Your consumer rights include but are not limited to the following:

1. Their decision on whether or not to grant you a loan cannot be based on your color, race, gender, national origin, and other identifiers such as political affiliation. However, it can be based on your financial status as verified by your tax returns and other proof. If you believe you have been discriminated against, you may contact the office of your state’s attorney general to report the incident

2. If the bank branch or the main office of your creditor is in a non-community property state, you may choose not to disclose your marital status.

3. Your receiving public assistance can never be used against you by creditors.

4. After submitting all the required documents, you should be notified within 30 days whether you have been accepted or rejected.

You also have the right to ask the following:

1. In the event that you have been denied a loan request, you can demand an explanation. Perhaps there are some information in your credit report you are not aware that have let you be viewed as ‘too risky’. You can even have the decision reversed if their reason behind their decision is incorrect. Whether their decision is reversible or not, you can still obtain a free copy of your credit report.
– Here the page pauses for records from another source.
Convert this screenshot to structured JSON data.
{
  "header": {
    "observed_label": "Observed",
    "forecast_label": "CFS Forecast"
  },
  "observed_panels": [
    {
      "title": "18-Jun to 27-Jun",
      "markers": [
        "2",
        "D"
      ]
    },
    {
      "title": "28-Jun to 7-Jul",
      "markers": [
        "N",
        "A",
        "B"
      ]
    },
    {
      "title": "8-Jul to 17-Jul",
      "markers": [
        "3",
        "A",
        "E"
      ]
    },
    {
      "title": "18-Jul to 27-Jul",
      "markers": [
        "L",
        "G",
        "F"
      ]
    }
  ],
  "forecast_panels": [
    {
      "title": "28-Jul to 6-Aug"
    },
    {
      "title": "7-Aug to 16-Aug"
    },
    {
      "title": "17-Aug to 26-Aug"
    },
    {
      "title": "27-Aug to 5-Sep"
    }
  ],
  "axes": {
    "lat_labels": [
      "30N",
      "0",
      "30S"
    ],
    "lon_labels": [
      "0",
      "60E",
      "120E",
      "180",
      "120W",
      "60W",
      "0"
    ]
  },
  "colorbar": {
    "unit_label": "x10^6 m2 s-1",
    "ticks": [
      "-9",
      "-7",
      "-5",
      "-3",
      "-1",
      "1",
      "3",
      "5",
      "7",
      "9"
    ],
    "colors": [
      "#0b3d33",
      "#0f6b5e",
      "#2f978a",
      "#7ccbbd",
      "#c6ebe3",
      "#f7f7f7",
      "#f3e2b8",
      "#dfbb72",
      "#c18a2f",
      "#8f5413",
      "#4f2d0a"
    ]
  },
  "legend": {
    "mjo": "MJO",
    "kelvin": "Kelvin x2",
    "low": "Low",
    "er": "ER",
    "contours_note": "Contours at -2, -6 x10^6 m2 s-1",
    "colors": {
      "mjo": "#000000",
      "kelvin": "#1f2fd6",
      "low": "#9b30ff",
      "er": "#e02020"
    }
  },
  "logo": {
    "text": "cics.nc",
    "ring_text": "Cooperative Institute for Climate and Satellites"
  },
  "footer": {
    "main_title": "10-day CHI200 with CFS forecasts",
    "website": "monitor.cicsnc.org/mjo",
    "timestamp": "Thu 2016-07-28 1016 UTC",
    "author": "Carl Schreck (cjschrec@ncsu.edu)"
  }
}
2. If approved, you can take a closer look at what you are signing up for. This includes inquiring about the total cost of the loan, along with interests and fees. If you deem the arrangement to be not in your best interests, you can decide not to pursue the loan.

3. If there are any legal terms that you do not understand, you can request that they clarify them. It is important that you understand everything a legal agreement contains before signing it.

How do I detect loan scams?

Say, you find a low interest with manageable payment terms. This is definitely the best place to get a personal loan, right? Not necessarily.

Loan scams are very real, and offer such as what we mentioned is too good to be true especially with bad credit. Here are some signs that you should look at for:

1. Unsolicited loan offers

2. Lenders uninterested in your credit history

3. Lenders demanding upfront payment to receive loan funds.

While there are legitimate agencies that provide loans to people with bad credit, still be wary because most lending institutions do not. Thus, you must always be cautious before transaction. To be safe always verify if the lender is registered in your state. For loan brokers always verify with the bank.


Getting the best personal loans available in the market is not attainable for everyone, but because of P2P lenders catering to different customer pain points, most people can get a good deal.

Scammers still exist, so you must remain vigilant. Truer today more than ever, there are numerous legitimate options, both online and bank, where you can avail of loan products.